The concept of divergent thinking was primarily proposed by Guilford (1950, 1967) and has been used in a lot of studies investigating creativity. It underpins the creative potential rather than creativity (e.g., Runco & Acar, 2012), which relies on an open-ended mental process aimed at finding different solutions to open problems (e.g., alternative uses for a brick—Kaufman, Plucker, & Baer, 2008). Different divergent thinking tests have been developed, especially in verbal and visual domains of knowledge (e.g., Torrance, 1974). The Torrance Test of Creative Thinking is the most widely used test to assess divergent thinking and creativity. This test is composed by word-based exercises—verbal form (e.g., ask-and-guess causes and consequences, product improvement, unusual uses), and picture-based exercises—figural form (e.g., picture completion starting from given stimuli of shapes). In addition, divergent doing tasks have also been developed (e.g., Bertsch, 1983; Moraru, Memmert, & van der Kamp, 2016; Wyrick, 1968) to assess divergence in motor domain, for example, asking participants to produce as many actions as possible on an agility ladder laid on the ground (e.g., stepping, skipping). A motor-form divergent thinking task, consisting in producing acted motor forms (e.g., a basketball player), has been also developed (Palmiero et al., 2019).

Divergent thinking/doing tests are scored in terms of fluency (number of ideas/motor solutions), flexibility (number of categories, mutually exclusive, encompassing ideas/motor solutions), and originality (uniqueness or infrequency of ideas, or overall evaluation of motor solutions by at least two independents judges). Visual and verbal divergent thinking can also be scored in terms of elaboration (numbers of details provided along with the ideas).

On which statement would Binet Wechsler and Piaget agree?

Binet, Wechsler, and Piaget would most likely agree with which of the following statements? Heredity and environment interact to influence the development of intelligence, but a person may not exceed his or her genetic potential.

Which of the following best describes the relationship between assessor and assessee?

In an assessment, the relationship between assessor and assessee is reflective, i.e. the criteria are defined internally.
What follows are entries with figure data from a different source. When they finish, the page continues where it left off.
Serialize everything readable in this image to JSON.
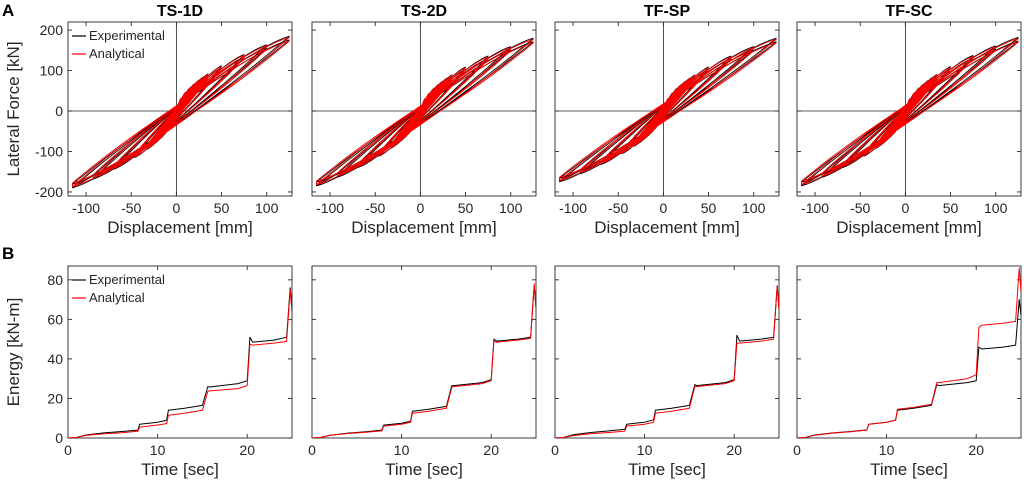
{
  "figure": {
    "panel_a_letter": "A",
    "panel_b_letter": "B"
  },
  "chart_data": [
    {
      "type": "line",
      "id": "hys_ts1d",
      "title": "TS-1D",
      "xlabel": "Displacement [mm]",
      "ylabel": "Lateral Force [kN]",
      "xlim": [
        -120,
        128
      ],
      "ylim": [
        -210,
        220
      ],
      "xticks": [
        -100,
        -50,
        0,
        50,
        100
      ],
      "xticklabels": [
        "-100",
        "-50",
        "0",
        "50",
        "100"
      ],
      "yticks": [
        -200,
        -100,
        0,
        100,
        200
      ],
      "yticklabels": [
        "-200",
        "-100",
        "0",
        "100",
        "200"
      ],
      "amplitudes": [
        5,
        10,
        15,
        20,
        25,
        30,
        35,
        50,
        75,
        100,
        125
      ],
      "peak_force_pos": 185,
      "peak_force_neg": -190,
      "legend": [
        "Experimental",
        "Analytical"
      ],
      "legend_position": "top-left",
      "series": [
        {
          "name": "Experimental",
          "color": "#000000"
        },
        {
          "name": "Analytical",
          "color": "#ff0000"
        }
      ]
    },
    {
      "type": "line",
      "id": "hys_ts2d",
      "title": "TS-2D",
      "xlabel": "Displacement [mm]",
      "ylabel": "",
      "xlim": [
        -120,
        128
      ],
      "ylim": [
        -210,
        220
      ],
      "xticks": [
        -100,
        -50,
        0,
        50,
        100
      ],
      "xticklabels": [
        "-100",
        "-50",
        "0",
        "50",
        "100"
      ],
      "yticks": [
        -200,
        -100,
        0,
        100,
        200
      ],
      "yticklabels": [],
      "amplitudes": [
        5,
        10,
        15,
        20,
        25,
        30,
        35,
        50,
        75,
        100,
        125
      ],
      "peak_force_pos": 180,
      "peak_force_neg": -185,
      "series": [
        {
          "name": "Experimental",
          "color": "#000000"
        },
        {
          "name": "Analytical",
          "color": "#ff0000"
        }
      ]
    },
    {
      "type": "line",
      "id": "hys_tfsp",
      "title": "TF-SP",
      "xlabel": "Displacement [mm]",
      "ylabel": "",
      "xlim": [
        -120,
        128
      ],
      "ylim": [
        -210,
        220
      ],
      "xticks": [
        -100,
        -50,
        0,
        50,
        100
      ],
      "xticklabels": [
        "-100",
        "-50",
        "0",
        "50",
        "100"
      ],
      "yticks": [
        -200,
        -100,
        0,
        100,
        200
      ],
      "yticklabels": [],
      "amplitudes": [
        5,
        10,
        15,
        20,
        25,
        30,
        35,
        50,
        75,
        100,
        125
      ],
      "peak_force_pos": 180,
      "peak_force_neg": -175,
      "series": [
        {
          "name": "Experimental",
          "color": "#000000"
        },
        {
          "name": "Analytical",
          "color": "#ff0000"
        }
      ]
    },
    {
      "type": "line",
      "id": "hys_tfsc",
      "title": "TF-SC",
      "xlabel": "Displacement [mm]",
      "ylabel": "",
      "xlim": [
        -120,
        128
      ],
      "ylim": [
        -210,
        220
      ],
      "xticks": [
        -100,
        -50,
        0,
        50,
        100
      ],
      "xticklabels": [
        "-100",
        "-50",
        "0",
        "50",
        "100"
      ],
      "yticks": [
        -200,
        -100,
        0,
        100,
        200
      ],
      "yticklabels": [],
      "amplitudes": [
        5,
        10,
        15,
        20,
        25,
        30,
        35,
        50,
        75,
        100,
        125
      ],
      "peak_force_pos": 182,
      "peak_force_neg": -185,
      "series": [
        {
          "name": "Experimental",
          "color": "#000000"
        },
        {
          "name": "Analytical",
          "color": "#ff0000"
        }
      ]
    },
    {
      "type": "line",
      "id": "energy_ts1d",
      "title": "",
      "xlabel": "Time [sec]",
      "ylabel": "Energy [kN-m]",
      "xlim": [
        0,
        25
      ],
      "ylim": [
        0,
        87
      ],
      "xticks": [
        0,
        10,
        20
      ],
      "xticklabels": [
        "0",
        "10",
        "20"
      ],
      "yticks": [
        0,
        20,
        40,
        60,
        80
      ],
      "yticklabels": [
        "0",
        "20",
        "40",
        "60",
        "80"
      ],
      "legend": [
        "Experimental",
        "Analytical"
      ],
      "legend_position": "top-left",
      "series": [
        {
          "name": "Experimental",
          "color": "#000000",
          "x": [
            0,
            1,
            2,
            4,
            6,
            7.8,
            8,
            10,
            11,
            11.2,
            13,
            15,
            15.6,
            15.8,
            19,
            20,
            20.3,
            20.6,
            23,
            24.4,
            24.8,
            25
          ],
          "y": [
            0,
            0.3,
            1.5,
            2.6,
            3.3,
            4.0,
            7,
            8,
            9,
            14,
            15,
            16.5,
            26,
            25.8,
            27.5,
            29,
            51,
            48.5,
            49.5,
            51,
            76,
            66
          ]
        },
        {
          "name": "Analytical",
          "color": "#ff0000",
          "x": [
            0,
            1,
            2,
            4,
            6,
            7.8,
            8,
            10,
            11,
            11.2,
            13,
            15,
            15.6,
            15.8,
            19,
            20,
            20.3,
            20.6,
            23,
            24.4,
            24.8,
            25
          ],
          "y": [
            0,
            0.3,
            1.3,
            2.2,
            2.7,
            3.4,
            5.5,
            6.6,
            7.3,
            11.5,
            12.5,
            14,
            23.5,
            23.8,
            25,
            26.5,
            47.5,
            47,
            48,
            48.8,
            75,
            63
          ]
        }
      ]
    },
    {
      "type": "line",
      "id": "energy_ts2d",
      "title": "",
      "xlabel": "Time [sec]",
      "ylabel": "",
      "xlim": [
        0,
        25
      ],
      "ylim": [
        0,
        87
      ],
      "xticks": [
        0,
        10,
        20
      ],
      "xticklabels": [
        "0",
        "10",
        "20"
      ],
      "yticks": [
        0,
        20,
        40,
        60,
        80
      ],
      "yticklabels": [],
      "series": [
        {
          "name": "Experimental",
          "color": "#000000",
          "x": [
            0,
            1,
            2,
            4,
            6,
            7.8,
            8,
            10,
            11,
            11.2,
            13,
            15,
            15.6,
            15.8,
            19,
            20,
            20.3,
            20.6,
            23,
            24.4,
            24.8,
            25
          ],
          "y": [
            0,
            0.3,
            1.4,
            2.5,
            3.2,
            4.0,
            6.5,
            7.5,
            8.5,
            13.5,
            14.5,
            16,
            26.5,
            26.5,
            28,
            29.5,
            50,
            49,
            50,
            51,
            77,
            66
          ]
        },
        {
          "name": "Analytical",
          "color": "#ff0000",
          "x": [
            0,
            1,
            2,
            4,
            6,
            7.8,
            8,
            10,
            11,
            11.2,
            13,
            15,
            15.6,
            15.8,
            19,
            20,
            20.3,
            20.6,
            23,
            24.4,
            24.8,
            25
          ],
          "y": [
            0,
            0.3,
            1.3,
            2.3,
            2.9,
            3.6,
            6,
            7,
            8,
            12.5,
            13.5,
            15,
            25.5,
            26,
            27.5,
            29,
            49,
            48.5,
            49.5,
            50.5,
            78,
            65
          ]
        }
      ]
    },
    {
      "type": "line",
      "id": "energy_tfsp",
      "title": "",
      "xlabel": "Time [sec]",
      "ylabel": "",
      "xlim": [
        0,
        25
      ],
      "ylim": [
        0,
        87
      ],
      "xticks": [
        0,
        10,
        20
      ],
      "xticklabels": [
        "0",
        "10",
        "20"
      ],
      "yticks": [
        0,
        20,
        40,
        60,
        80
      ],
      "yticklabels": [],
      "series": [
        {
          "name": "Experimental",
          "color": "#000000",
          "x": [
            0,
            1,
            2,
            4,
            6,
            7.8,
            8,
            10,
            11,
            11.2,
            13,
            15,
            15.6,
            15.8,
            19,
            20,
            20.3,
            20.6,
            23,
            24.4,
            24.8,
            25
          ],
          "y": [
            0,
            0.3,
            1.6,
            2.8,
            3.6,
            4.4,
            7,
            8,
            9.2,
            14,
            15,
            16.5,
            27,
            26.5,
            28,
            29.5,
            52,
            49,
            50,
            51,
            77,
            65
          ]
        },
        {
          "name": "Analytical",
          "color": "#ff0000",
          "x": [
            0,
            1,
            2,
            4,
            6,
            7.8,
            8,
            10,
            11,
            11.2,
            13,
            15,
            15.6,
            15.8,
            19,
            20,
            20.3,
            20.6,
            23,
            24.4,
            24.8,
            25
          ],
          "y": [
            0,
            0.3,
            1.2,
            2.2,
            2.8,
            3.5,
            6,
            7,
            8,
            12.5,
            13.5,
            15,
            26,
            26,
            27.5,
            29,
            48,
            48,
            49,
            50,
            77,
            65
          ]
        }
      ]
    },
    {
      "type": "line",
      "id": "energy_tfsc",
      "title": "",
      "xlabel": "Time [sec]",
      "ylabel": "",
      "xlim": [
        0,
        25
      ],
      "ylim": [
        0,
        87
      ],
      "xticks": [
        0,
        10,
        20
      ],
      "xticklabels": [
        "0",
        "10",
        "20"
      ],
      "yticks": [
        0,
        20,
        40,
        60,
        80
      ],
      "yticklabels": [],
      "series": [
        {
          "name": "Experimental",
          "color": "#000000",
          "x": [
            0,
            1,
            2,
            4,
            6,
            7.8,
            8,
            10,
            11,
            11.2,
            13,
            15,
            15.6,
            15.8,
            19,
            20,
            20.3,
            20.6,
            23,
            24.4,
            24.8,
            25
          ],
          "y": [
            0,
            0.3,
            1.5,
            2.6,
            3.3,
            4.1,
            7,
            8,
            9,
            14,
            15,
            16.5,
            27,
            26.5,
            28,
            29,
            46,
            45,
            46,
            47,
            70,
            62
          ]
        },
        {
          "name": "Analytical",
          "color": "#ff0000",
          "x": [
            0,
            1,
            2,
            4,
            6,
            7.8,
            8,
            10,
            11,
            11.2,
            13,
            15,
            15.6,
            15.8,
            19,
            20,
            20.3,
            20.6,
            23,
            24.4,
            24.8,
            25
          ],
          "y": [
            0,
            0.3,
            1.4,
            2.5,
            3.2,
            4.0,
            7,
            8,
            9,
            14.5,
            15.5,
            17,
            28,
            28,
            30,
            32,
            56,
            57,
            58,
            59,
            86,
            74
          ]
        }
      ]
    }
  ]
}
What is the main difference between the information processing view and the traditional view of intelligence?

What is the main difference between the information-processing view and the traditional view of intelligence? A. The information-processing view focuses more on how the brain processes information.

Which acronym is best associated with the work of Feuerstein?

Mediated learning experience (MLE) was developed by Dr. Reuven Feuerstein. Mediated learning experience (MLE) is a structured approach to learning, applicable for all age groups.